Maceration lasts 15 to 18 days, alternating pump-overs and rack-and-return to extract maximum depth, structure and aromatic intensity. Temperatures are maintained between 22 and 25°C.
After pressing, the free-run and press wines from each cuvée are blended and racked for malolactic fermentation on fine lees. The wine is then aged 80% in tank and 20% in French oak barrels (second- to fourth-fill, medium toast) in order to avoid excessive oak influence while bringing the subtle sweetness and roundness needed to enhance the expression of the terroir.
The wine is aged on fine lees for 10 months, both in tank and in barrel.
The winter of 2023-2024 was the 3rd warmest since 1900, with a particularly mild February. Spring was marked by heavy rainfall, with a notable lack of sunshine. Despite these conditions, temperatures remained above normal. Summer alternated between hot and cool spells, with hot spells in July. These climatic variations complicated plant health management in the vineyards, but winegrowers were able to keep the situation under control.

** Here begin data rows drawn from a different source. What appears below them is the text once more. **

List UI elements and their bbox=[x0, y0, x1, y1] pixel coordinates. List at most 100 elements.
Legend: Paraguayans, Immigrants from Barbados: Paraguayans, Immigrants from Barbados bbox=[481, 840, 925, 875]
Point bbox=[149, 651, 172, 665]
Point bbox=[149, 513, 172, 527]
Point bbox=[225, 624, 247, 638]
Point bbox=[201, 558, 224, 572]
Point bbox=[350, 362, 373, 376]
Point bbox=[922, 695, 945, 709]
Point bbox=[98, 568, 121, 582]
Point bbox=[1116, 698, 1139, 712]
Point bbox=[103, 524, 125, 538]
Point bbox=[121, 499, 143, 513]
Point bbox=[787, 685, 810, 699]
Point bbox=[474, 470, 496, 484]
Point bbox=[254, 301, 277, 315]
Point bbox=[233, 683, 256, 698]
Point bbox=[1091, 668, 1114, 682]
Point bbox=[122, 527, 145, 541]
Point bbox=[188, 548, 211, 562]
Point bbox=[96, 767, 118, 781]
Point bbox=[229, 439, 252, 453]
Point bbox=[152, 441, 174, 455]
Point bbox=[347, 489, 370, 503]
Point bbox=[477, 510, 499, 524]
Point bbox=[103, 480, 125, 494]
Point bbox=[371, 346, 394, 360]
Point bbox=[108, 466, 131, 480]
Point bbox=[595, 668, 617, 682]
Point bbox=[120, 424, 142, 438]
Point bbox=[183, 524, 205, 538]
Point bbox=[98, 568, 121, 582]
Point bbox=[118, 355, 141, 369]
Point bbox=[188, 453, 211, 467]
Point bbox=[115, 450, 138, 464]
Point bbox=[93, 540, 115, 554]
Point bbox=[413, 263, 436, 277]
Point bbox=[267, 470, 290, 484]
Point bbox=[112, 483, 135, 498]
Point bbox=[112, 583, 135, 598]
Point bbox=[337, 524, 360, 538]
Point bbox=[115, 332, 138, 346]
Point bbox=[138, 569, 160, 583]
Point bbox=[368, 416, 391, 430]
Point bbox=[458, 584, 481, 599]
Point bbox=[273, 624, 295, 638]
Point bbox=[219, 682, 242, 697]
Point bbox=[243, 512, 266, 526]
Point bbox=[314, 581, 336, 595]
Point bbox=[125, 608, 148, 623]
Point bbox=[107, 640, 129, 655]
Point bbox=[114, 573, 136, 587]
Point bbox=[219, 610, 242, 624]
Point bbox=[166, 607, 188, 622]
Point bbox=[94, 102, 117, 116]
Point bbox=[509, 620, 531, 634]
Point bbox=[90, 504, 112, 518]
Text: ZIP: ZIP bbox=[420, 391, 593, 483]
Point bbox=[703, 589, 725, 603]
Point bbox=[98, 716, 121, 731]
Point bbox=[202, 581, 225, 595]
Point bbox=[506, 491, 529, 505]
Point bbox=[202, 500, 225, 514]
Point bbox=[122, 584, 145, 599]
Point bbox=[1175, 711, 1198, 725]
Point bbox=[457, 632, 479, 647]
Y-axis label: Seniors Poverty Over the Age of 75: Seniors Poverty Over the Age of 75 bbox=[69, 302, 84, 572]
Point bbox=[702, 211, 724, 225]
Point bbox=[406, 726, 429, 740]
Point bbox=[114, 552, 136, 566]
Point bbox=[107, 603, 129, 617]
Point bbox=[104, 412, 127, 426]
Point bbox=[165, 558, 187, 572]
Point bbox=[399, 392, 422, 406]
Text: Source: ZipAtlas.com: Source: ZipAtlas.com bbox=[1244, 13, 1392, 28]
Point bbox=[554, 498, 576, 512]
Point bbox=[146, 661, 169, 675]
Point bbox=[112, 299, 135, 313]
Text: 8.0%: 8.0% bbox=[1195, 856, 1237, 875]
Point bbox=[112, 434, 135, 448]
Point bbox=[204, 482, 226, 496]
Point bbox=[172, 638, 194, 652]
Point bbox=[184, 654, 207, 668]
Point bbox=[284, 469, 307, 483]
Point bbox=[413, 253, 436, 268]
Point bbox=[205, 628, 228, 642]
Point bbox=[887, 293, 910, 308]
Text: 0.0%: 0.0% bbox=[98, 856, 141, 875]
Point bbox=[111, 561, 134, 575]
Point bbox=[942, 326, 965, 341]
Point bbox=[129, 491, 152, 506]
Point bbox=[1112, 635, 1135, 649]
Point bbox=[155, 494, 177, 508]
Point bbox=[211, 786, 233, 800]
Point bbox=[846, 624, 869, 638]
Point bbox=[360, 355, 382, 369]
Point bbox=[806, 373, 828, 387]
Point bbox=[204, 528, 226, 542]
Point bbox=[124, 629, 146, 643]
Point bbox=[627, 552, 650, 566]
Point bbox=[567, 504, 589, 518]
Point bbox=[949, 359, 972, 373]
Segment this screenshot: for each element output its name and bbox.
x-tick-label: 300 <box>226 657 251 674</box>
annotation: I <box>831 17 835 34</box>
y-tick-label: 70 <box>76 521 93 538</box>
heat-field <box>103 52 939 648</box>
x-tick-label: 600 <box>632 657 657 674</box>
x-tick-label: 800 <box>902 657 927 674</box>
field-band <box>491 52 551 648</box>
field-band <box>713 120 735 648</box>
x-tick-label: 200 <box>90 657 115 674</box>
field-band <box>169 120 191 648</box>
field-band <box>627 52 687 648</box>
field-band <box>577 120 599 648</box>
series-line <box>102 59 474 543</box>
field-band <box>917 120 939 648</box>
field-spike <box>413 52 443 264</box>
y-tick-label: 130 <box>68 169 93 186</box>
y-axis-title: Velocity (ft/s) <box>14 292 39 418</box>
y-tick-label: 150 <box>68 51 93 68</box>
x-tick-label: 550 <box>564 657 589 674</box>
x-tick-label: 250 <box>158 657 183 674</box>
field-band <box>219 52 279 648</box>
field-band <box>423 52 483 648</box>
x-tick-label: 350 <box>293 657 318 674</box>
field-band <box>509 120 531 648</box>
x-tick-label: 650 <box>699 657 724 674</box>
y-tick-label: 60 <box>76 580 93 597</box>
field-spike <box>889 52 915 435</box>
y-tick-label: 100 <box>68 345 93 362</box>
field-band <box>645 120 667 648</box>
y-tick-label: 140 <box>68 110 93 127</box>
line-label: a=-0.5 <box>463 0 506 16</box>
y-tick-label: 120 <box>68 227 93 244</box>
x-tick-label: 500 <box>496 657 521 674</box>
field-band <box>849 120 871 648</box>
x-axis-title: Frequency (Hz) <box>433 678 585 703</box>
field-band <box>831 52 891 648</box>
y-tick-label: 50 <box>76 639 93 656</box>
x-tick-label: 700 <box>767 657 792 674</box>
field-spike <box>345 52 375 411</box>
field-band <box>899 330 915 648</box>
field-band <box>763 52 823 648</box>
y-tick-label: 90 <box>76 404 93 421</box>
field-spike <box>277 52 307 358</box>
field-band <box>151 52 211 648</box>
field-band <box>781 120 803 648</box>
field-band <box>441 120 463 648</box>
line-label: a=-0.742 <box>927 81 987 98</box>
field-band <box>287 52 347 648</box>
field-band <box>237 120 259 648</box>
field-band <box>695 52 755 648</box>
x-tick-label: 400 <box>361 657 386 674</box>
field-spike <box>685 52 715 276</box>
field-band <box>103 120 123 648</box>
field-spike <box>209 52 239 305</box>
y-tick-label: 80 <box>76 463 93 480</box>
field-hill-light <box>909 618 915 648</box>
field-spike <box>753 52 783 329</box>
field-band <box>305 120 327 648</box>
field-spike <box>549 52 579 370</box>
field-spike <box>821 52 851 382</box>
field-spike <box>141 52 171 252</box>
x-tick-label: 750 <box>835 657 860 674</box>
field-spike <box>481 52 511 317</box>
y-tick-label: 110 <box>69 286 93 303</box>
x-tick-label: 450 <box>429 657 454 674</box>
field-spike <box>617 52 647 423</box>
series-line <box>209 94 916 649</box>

Yields for the 2024 harvest are expected to be low and very heterogeneous, with some plots suffering from coulure and millerandage. The first pruning began in early September. Harvesting was spread over three weeks, finishing at the end of September in the latest-ripening areas.
The reds have notes of raspberry, black cherry, pear and floral scents such as lily of the valley. Initial tastings reveal fruity, elegant, supple wines with a ruby colour. The range of aromas is broad, giving an impression of deliciousness on the palate, with a lovely freshness and pleasant complexity.